Berbeda dengan kode sekarang yang tebal dan kompleks, kode bangunan pertama ternyata sangatlah simpel. Bunyinya kurang lebih seperti ini

  • Apabila seorang kontraktor membangun sebuah rumah untuk sesorang dan tidak membangunnya dengan kuat, dan bangunan yang dia bangun rubuh sehingga menyebabkan kematian dari pemilik rumah, kontraktor tersebut harus dihukum mati.
  • Apabila kerubuhan tersebut menyebabkan kematian dari anak sang pemilik, maka anak sang kontraktor haruslah dihukum mati.
  • Apabila kerubuhan tersebut menghancurkan bangunan tersebut, maka sang kontraktor harus membangun kembali apa yang telah hancur, dan karena sang kontraktor tidak membangun bangunan tersebut dengan kuat dan akhirnya rubuh, sang kontraktor harus membangun ulang rumah tersebut dengan biayanya sendiri.
  • Apabila seorang kontraktor membangun rumah untuk sesoerang dan tidak membuat konstruksi rumah tersebut sesuai dengan syarat dan sebuah tembok pun rubuh, sang kontraktor haruslah membangun ulang tembok tersebut dengan biayanya sendiri.

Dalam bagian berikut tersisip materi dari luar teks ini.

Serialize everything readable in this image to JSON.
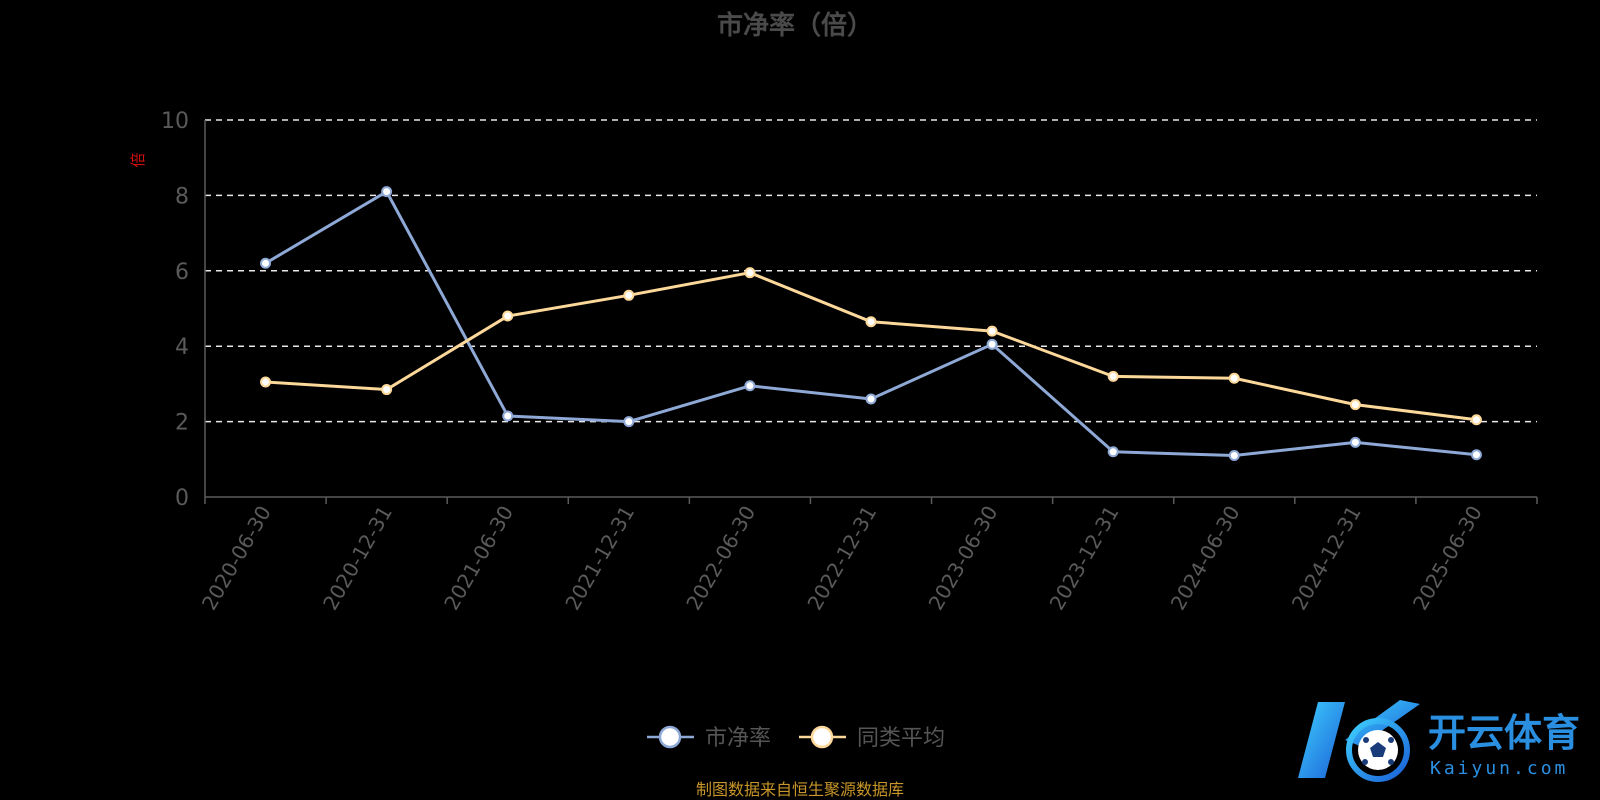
{
  "chart_data": {
    "type": "line",
    "title": "市净率（倍）",
    "ylabel": "倍",
    "xlabel": "",
    "ylim": [
      0,
      10
    ],
    "yticks": [
      0,
      2,
      4,
      6,
      8,
      10
    ],
    "grid": true,
    "legend_position": "bottom-center",
    "categories": [
      "2020-06-30",
      "2020-12-31",
      "2021-06-30",
      "2021-12-31",
      "2022-06-30",
      "2022-12-31",
      "2023-06-30",
      "2023-12-31",
      "2024-06-30",
      "2024-12-31",
      "2025-06-30"
    ],
    "series": [
      {
        "name": "市净率",
        "color": "#8fa9d6",
        "values": [
          6.2,
          8.1,
          2.15,
          2.0,
          2.95,
          2.6,
          4.05,
          1.2,
          1.1,
          1.45,
          1.12
        ]
      },
      {
        "name": "同类平均",
        "color": "#fcd89a",
        "values": [
          3.05,
          2.85,
          4.8,
          5.35,
          5.95,
          4.65,
          4.4,
          3.2,
          3.15,
          2.45,
          2.05
        ]
      }
    ]
  },
  "source": "制图数据来自恒生聚源数据库",
  "logo": {
    "name_cn": "开云体育",
    "domain": "Kaiyun.com"
  }
}
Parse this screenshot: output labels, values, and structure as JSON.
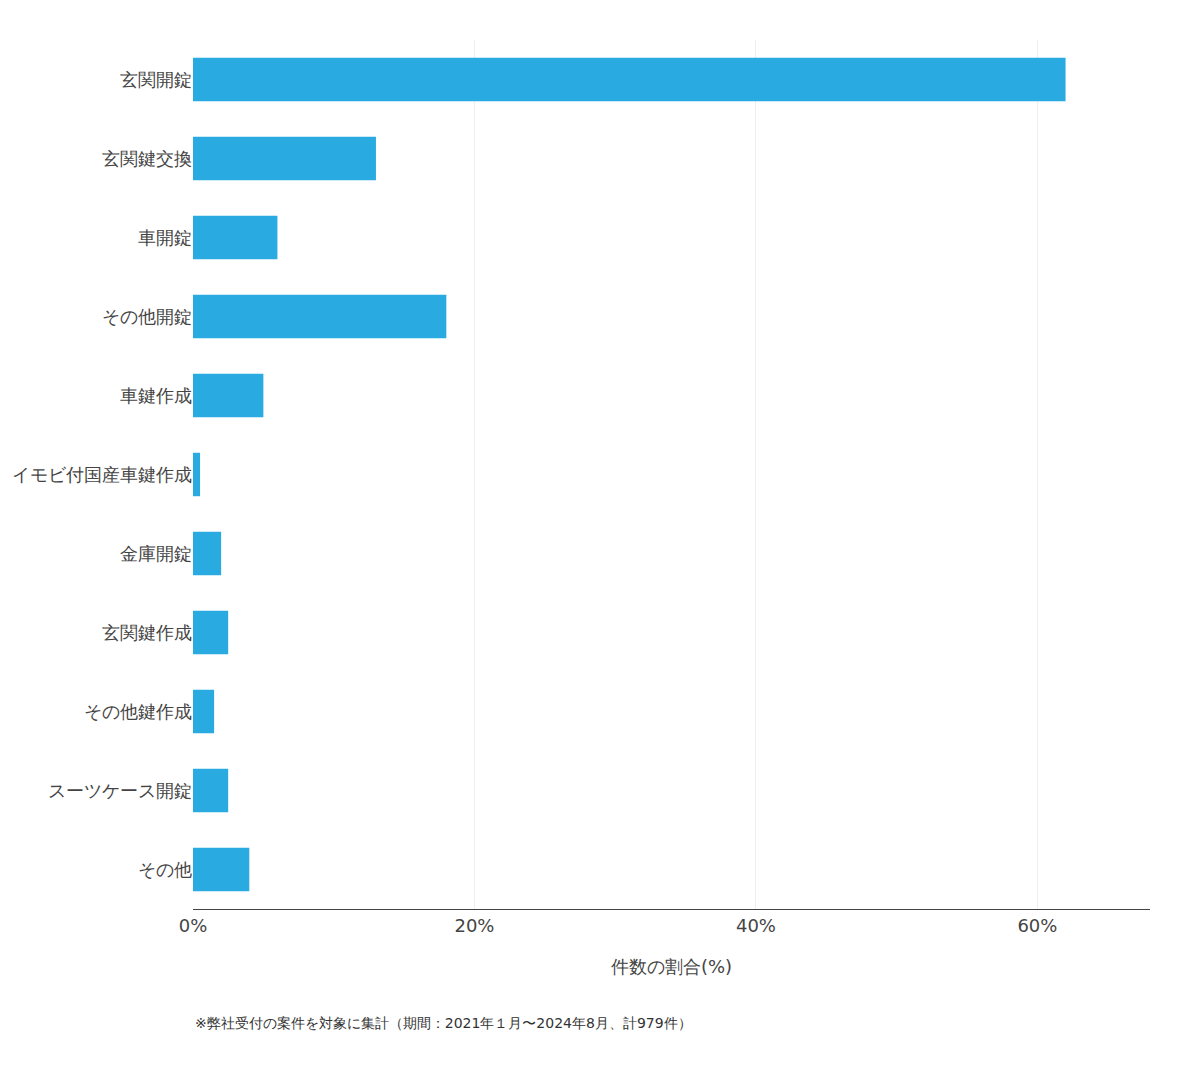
{
  "chart_data": {
    "type": "bar",
    "orientation": "horizontal",
    "categories": [
      "玄関開錠",
      "玄関鍵交換",
      "車開錠",
      "その他開錠",
      "車鍵作成",
      "イモビ付国産車鍵作成",
      "金庫開錠",
      "玄関鍵作成",
      "その他鍵作成",
      "スーツケース開錠",
      "その他"
    ],
    "values": [
      62.0,
      13.0,
      6.0,
      18.0,
      5.0,
      0.5,
      2.0,
      2.5,
      1.5,
      2.5,
      4.0
    ],
    "color": "#29ABE2",
    "xlabel": "件数の割合(%)",
    "xlim": [
      0,
      68
    ],
    "xticks": [
      {
        "value": 0,
        "label": "0%"
      },
      {
        "value": 20,
        "label": "20%"
      },
      {
        "value": 40,
        "label": "40%"
      },
      {
        "value": 60,
        "label": "60%"
      }
    ],
    "grid": true,
    "annotations": [
      "※弊社受付の案件を対象に集計（期間：2021年１月〜2024年8月、計979件）"
    ]
  }
}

Dialihbahasakan dari :https://incois.gov.in/Tutor/science+society/lectures/illustrations/lecture9/hammurabi.html

Kodenya sederhana kan? Dalam buku N. N. Taleb, Antifragile (Antirapuh), kode bangunan tersebut mempunyai fungsi utama: Resiko ditanggung oleh pembuat. Sang kontraktor , apabila membangun dengan sembarangan, tidak bebas dari resiko. Akhirnya karena sang kontraktor harus menganggung resiko, maka tentunya dia akan mencoba membangun bangunan tersebut dengan aman. Taleb pun juga mengatakan bahwa bangsa Romawi memiliki konsep yang sama. Seorang insinyur jembatan perlu tinggal bersama dengan keluarganya dibawah jembatan yang dia bangun untuk beberapa waktu.

Kode bangunan modern, meski memiliki bentuk yang sangat berbeda dengan kode Hammurabi, masih memiliki jiwa yang sama. Setiap insinyur maupun kontraktor tetap perlu mengingat hal ini. Yaitu manajemen resiko, dan apa yang ditanggung oleh pemilik, ditanggung juga oleh kontraktor dan insinyurnya.

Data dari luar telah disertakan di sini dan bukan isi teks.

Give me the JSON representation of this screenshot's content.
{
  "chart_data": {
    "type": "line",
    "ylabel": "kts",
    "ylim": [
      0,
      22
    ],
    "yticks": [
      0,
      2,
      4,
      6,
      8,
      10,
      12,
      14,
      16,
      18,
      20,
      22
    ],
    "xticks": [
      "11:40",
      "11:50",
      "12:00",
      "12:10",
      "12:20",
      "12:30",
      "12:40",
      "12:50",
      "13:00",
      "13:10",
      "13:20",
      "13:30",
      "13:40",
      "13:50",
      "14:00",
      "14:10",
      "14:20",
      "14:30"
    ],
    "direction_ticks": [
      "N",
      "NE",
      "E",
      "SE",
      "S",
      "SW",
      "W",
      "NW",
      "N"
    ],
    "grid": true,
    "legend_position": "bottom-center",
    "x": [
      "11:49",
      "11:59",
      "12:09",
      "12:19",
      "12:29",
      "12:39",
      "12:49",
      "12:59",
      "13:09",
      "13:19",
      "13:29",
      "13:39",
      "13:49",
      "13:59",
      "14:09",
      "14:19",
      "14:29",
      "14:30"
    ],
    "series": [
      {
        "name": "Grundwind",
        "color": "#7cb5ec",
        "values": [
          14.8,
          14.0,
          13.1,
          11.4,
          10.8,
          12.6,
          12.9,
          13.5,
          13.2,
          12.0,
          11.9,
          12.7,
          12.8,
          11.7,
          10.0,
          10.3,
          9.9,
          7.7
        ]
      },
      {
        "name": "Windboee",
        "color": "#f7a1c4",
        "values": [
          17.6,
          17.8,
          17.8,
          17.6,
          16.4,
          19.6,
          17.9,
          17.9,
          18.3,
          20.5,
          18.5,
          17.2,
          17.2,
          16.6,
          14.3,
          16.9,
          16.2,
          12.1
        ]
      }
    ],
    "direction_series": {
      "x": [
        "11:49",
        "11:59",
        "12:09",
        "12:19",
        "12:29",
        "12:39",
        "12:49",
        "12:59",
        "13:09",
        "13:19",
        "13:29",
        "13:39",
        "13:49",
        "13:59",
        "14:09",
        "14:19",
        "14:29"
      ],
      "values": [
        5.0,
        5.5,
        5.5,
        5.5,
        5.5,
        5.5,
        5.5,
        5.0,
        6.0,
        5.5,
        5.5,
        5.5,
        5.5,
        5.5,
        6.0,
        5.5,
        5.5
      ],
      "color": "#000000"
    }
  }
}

Uniknya, apabila memperhatikan kode modern. Kode modern juga mempunyai fungsi perlindungan bagi insinyur/kontraktor. Apabila bangunan yang dibangun sudah sesuai dengan kode bangunan, tetapi karena hal yang tidak terduga bangunan tersebut rubuh, kontraktor dan insinyur tersebut bisa bebas dari kesalahan. Hal ini berbeda dengan kode bangunan mula-mula yang menyatakan apapun yang terjadi, ‘pokoknya salahnya yang bangun…’.